Don’t worry about being a “good vegan” if that means having to tiptoe around the fact that the rest of us fuel immense suffering both monetarily and through social normalization. You’re trying, and that’s great.
I quit eating meat for a year once and it was pretty shit for my mental health. I do try to avoid the worst of factory farming as much as I can, though. Organic eggs (in my state regulations on organic eggs include a number of anti-cruelty measures), minimal chicken to reduce the death to meat quantity ratio, things like that. But also, I personally don’t feel as though the suffering inflicted on insect populations or rodent populations, or the damages of large scale farming, or the cruelty involved in transporting bees for pollenation are particularly okay either. I’m not really sure there’s such a thing as effective veganism in modern society unless you’re growing your own food at home, and I don’t have the energy, financial security, or access to land for that.

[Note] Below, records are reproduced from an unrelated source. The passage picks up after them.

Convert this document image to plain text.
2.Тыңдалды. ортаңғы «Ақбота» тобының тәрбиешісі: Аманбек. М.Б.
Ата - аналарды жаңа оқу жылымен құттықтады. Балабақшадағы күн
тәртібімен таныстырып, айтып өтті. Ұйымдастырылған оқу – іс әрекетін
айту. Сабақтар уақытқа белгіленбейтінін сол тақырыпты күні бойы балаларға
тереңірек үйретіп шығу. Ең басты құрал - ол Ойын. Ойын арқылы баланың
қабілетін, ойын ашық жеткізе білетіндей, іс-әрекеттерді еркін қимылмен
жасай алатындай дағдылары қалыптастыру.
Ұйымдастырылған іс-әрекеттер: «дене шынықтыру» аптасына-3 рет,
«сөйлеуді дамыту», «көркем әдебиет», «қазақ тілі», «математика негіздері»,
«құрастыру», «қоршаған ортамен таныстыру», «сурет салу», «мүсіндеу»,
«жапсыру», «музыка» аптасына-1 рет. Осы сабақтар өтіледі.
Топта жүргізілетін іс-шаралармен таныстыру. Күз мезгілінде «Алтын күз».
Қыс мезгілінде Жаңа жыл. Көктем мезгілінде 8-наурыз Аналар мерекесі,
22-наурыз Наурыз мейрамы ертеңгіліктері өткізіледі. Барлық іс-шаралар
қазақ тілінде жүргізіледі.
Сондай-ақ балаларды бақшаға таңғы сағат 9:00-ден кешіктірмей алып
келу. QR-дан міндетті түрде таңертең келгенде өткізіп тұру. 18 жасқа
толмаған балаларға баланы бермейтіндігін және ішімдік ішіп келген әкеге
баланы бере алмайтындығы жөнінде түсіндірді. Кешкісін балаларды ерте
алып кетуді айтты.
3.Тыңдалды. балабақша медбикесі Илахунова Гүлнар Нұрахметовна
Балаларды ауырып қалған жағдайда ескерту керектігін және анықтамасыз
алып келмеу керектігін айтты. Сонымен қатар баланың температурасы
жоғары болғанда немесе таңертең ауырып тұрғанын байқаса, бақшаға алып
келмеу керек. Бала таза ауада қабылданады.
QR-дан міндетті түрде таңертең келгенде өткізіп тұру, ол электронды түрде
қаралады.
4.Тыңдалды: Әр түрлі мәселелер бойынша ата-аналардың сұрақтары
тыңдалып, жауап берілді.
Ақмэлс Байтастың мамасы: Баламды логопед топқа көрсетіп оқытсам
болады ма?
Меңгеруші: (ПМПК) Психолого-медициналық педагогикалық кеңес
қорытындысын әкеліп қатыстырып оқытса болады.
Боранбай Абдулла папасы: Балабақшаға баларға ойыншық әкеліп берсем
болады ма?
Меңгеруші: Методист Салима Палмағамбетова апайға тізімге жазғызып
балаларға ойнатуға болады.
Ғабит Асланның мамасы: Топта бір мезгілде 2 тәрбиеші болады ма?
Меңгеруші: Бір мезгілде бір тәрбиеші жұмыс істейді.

Nearly every product we consume leads to suffering and destruction. I don’t think being short of the point where you’re willing to radically change your lifestyle means I should deny that, though, even if all my spoons tend to be spent on shit like dragging myself out of bed and ensuring air quality that triggers my asthma and allergies as little as possible.
Humans are a mess. There’s a substantial cost in physical and psychological resources and energy to dwindling the impact of that mess, but there’s very little cost to at least acknowledging it and advocating for growing as a species.